I welcome adoptations because they greatly expand the harp repertoire and allow harpists not only to perform compositions that are new to them, but also to increase their concert audiences. For all the similarities between the harp sheet music and the piano sheet music, there are still some differences that limited the authors' freedom of expression. That is why harpists often wrote their own music for their instrument, enriching their repertoire with arrangements of famous composers' masterpieces.
SPMH: What are your most memorable performances connected with the projects by the Saint Petersburg Music House?
Ekaterina Dvoretckaia: It is quite challenging to single out just one concert, because all the concerts played in the projects by the Saint Petersburg Music House are special and memorable for me, because each time the program is different and extremely engaging, and the concerts are always held in the best venues. One of the most memorable performances for me was the one in Kazan, Tatarstan, where I performed with the State Academic Symphony Orchestra of Tatarstan in the Saydashev Hall, because it had been my dream to perform in that hall for a long time.
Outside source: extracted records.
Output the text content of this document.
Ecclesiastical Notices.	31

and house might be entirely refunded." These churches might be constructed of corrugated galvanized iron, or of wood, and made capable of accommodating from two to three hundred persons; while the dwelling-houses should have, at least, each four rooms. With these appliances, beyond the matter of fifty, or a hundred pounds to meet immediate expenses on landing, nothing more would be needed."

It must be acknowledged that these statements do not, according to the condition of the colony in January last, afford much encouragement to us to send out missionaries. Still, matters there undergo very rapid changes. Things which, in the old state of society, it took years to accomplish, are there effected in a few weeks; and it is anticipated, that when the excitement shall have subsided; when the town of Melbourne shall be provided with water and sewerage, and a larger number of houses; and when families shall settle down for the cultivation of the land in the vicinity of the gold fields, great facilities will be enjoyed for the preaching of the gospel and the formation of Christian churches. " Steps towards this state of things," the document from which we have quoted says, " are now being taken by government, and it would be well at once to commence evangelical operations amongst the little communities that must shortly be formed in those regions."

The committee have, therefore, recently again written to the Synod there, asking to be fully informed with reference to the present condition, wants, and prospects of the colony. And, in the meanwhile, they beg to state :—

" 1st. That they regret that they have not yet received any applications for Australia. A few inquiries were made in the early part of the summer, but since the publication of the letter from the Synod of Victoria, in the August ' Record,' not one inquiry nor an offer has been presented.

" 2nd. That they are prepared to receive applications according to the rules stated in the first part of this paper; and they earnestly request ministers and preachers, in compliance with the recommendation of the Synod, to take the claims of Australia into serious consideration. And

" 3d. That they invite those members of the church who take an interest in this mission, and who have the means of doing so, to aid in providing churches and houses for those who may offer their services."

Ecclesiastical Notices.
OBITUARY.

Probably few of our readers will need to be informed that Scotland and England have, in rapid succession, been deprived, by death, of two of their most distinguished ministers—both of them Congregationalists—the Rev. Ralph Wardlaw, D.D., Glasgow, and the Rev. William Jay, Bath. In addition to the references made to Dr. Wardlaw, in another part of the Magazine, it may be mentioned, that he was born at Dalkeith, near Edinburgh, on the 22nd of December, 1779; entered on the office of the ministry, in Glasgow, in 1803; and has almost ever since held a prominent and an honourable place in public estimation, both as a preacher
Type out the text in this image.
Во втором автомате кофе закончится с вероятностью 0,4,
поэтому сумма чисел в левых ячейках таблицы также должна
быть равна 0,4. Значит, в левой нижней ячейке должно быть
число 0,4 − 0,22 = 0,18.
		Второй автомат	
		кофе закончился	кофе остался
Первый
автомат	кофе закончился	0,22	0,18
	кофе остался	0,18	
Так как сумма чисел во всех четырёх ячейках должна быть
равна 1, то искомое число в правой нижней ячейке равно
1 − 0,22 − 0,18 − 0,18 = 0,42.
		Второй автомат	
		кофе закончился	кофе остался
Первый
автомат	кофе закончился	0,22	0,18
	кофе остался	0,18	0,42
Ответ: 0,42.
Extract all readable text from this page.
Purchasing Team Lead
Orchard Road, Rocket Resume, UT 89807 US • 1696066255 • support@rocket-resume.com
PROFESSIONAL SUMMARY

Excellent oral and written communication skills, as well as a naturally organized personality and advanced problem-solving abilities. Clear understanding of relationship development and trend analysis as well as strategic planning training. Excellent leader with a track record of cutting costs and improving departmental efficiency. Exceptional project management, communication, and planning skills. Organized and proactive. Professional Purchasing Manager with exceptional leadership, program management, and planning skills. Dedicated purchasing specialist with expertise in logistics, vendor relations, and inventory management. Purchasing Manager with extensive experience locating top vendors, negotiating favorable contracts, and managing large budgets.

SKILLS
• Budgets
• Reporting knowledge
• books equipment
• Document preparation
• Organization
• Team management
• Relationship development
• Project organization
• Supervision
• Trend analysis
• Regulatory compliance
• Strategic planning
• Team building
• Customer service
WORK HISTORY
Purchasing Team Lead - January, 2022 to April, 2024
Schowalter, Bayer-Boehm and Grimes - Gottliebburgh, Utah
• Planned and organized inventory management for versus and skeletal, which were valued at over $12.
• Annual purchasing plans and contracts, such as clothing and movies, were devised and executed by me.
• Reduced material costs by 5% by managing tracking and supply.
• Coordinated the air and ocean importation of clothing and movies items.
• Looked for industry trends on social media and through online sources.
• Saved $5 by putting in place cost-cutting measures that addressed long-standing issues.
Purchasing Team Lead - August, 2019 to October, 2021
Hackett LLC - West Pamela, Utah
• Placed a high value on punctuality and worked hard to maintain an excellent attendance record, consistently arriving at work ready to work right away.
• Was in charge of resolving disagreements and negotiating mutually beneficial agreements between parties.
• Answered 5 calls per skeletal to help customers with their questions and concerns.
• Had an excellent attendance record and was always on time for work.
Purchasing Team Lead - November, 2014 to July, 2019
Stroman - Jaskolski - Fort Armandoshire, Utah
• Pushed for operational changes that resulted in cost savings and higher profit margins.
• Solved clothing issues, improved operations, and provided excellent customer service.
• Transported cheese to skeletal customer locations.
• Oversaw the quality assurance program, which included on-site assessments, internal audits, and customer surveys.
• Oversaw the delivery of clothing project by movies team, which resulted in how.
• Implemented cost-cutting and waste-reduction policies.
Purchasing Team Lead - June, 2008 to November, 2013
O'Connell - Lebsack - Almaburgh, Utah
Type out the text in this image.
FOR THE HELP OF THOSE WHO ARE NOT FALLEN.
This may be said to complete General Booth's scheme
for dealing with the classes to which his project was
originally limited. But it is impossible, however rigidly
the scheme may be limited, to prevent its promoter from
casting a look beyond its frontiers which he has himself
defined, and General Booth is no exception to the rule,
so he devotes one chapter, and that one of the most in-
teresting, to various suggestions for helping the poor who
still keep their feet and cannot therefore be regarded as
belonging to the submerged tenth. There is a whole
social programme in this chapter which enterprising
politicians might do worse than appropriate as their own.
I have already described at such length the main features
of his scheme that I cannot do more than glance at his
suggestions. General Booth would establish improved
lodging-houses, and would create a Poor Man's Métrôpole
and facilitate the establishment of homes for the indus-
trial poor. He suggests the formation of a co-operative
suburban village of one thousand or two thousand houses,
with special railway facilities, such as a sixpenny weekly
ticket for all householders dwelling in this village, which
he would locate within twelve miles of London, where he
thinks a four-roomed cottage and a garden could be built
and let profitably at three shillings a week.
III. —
In addition, it was my first time performing Gliere's Harp Concerto, which was a great responsibility. Also very memorable was the tour to Armenia. There was a performance in Yerevan where I performed my favorite Salcedo piece, the Ballad. The audience was incredibly welcoming, I was very impressed.
SPMH: It is believed that the harp can be used to play everything from church music to rock music. In this range, what is closer to you?
Ekaterina Dvoretckaia: I am closest to romantic music and impressionism. The harp is at its best in these genres, and these genres are represented in the greatest number of pieces written for the harp. Either way, I enjoy playing different genres, classicism, baroque, or something very modern. I become immersed in and love every piece I play.